The presence of VHb-R protects cellular respiration from NO toxicity.

One of the prime cellular targets for the toxic effect of NO and related reactive nitrogen species may be respiratory enzymes (40); therefore, the oxygen uptake capabilities of recombinant E. coli carrying VHb, VHb-R, and HMP were compared in the presence or absence of NO. In the absence of NO, the respiration of wild-type and hmp mutant E. coli strains remained more or less similar, as has been observed previously by Stevanin et al. (40), whereas cells carrying VHb and VHb-R exhibited a nearly 20 to 30% higher oxygen uptake rate than the wild-type cells.
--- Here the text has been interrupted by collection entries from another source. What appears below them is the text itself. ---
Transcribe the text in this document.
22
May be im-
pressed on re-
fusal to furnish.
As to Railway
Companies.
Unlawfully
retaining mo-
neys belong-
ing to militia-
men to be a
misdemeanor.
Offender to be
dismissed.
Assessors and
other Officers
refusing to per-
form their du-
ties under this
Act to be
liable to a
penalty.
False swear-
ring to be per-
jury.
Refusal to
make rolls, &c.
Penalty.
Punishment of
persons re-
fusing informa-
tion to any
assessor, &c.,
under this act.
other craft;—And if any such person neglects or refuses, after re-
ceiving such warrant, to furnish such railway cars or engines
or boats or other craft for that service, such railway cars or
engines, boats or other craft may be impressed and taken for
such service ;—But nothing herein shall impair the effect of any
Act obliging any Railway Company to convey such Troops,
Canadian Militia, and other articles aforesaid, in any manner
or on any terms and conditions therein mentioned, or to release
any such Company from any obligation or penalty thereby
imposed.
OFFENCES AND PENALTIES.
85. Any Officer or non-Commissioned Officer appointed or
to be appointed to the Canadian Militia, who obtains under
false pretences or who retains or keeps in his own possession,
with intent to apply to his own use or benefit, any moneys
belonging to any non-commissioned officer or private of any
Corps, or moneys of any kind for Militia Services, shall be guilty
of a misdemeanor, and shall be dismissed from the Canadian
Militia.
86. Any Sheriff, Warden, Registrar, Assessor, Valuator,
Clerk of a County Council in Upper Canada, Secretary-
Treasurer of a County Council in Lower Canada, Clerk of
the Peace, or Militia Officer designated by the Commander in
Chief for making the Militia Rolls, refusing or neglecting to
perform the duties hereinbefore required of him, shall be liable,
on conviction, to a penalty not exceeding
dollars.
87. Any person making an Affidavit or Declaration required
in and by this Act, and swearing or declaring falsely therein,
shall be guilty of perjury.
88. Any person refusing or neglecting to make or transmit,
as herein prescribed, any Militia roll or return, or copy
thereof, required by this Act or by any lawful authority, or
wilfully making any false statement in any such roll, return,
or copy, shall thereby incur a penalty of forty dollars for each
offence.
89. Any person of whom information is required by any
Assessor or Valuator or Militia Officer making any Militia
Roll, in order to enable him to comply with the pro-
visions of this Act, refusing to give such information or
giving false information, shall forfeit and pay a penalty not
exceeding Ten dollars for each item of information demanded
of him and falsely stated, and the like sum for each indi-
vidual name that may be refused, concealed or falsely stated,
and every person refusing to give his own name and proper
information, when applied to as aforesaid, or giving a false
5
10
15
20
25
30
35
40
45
The injection of NO solution into a respiring cell suspension of E. coli immediately inhibited oxygen uptake. To test that the VHb-reductase association confers protection from the NO-mediated toxicity on cellular respiration, the respiration rate of E. coli carrying VHb and VHb-R was determined and compared with that of E. coli cells overexpressing HMP (Table 2). Under aerobic conditions, the oxygen uptake by an hmp mutant of E. coli was completely blocked in the presence of 10 μM NO, whereas wild-type E. coli exhibited a ca. 40% inhibition in oxygen uptake compared to that of the control cells. The result shows that even the basal level of HMP provided a protective effect against NO toxicity.

TABLE 2.

Effect of NO addition on cellular respiration of E. coli

E. coli strain	Oxygen uptake (μmol/min/10⁸ cells)^a in:
E. coli strain	Control	NO (10 μM)	NO (20 μM)
YCM10 (hmp⁺)	7.5 (1.4)	4.3 (0.9)	0.5 (0.1)
RB9060 (Δhmp)	6.8 (1.3)	0.3 (0.05)	0.0
DH5α	7.1 (1.6)	4.1 (1.1)	0.8 (0.2)
DH5α (VHb)^b	9.8 (1.5)	8.1 (1.6)	3.6 (1.1)
DH5α (VHb-R)^b	9.1 (1.6)	9.9 (1.5)	8.6 (1.4)
RSC521 (HMP)^b	7.9 (1.1)	7.3 (1.4)	6.9 (1.1)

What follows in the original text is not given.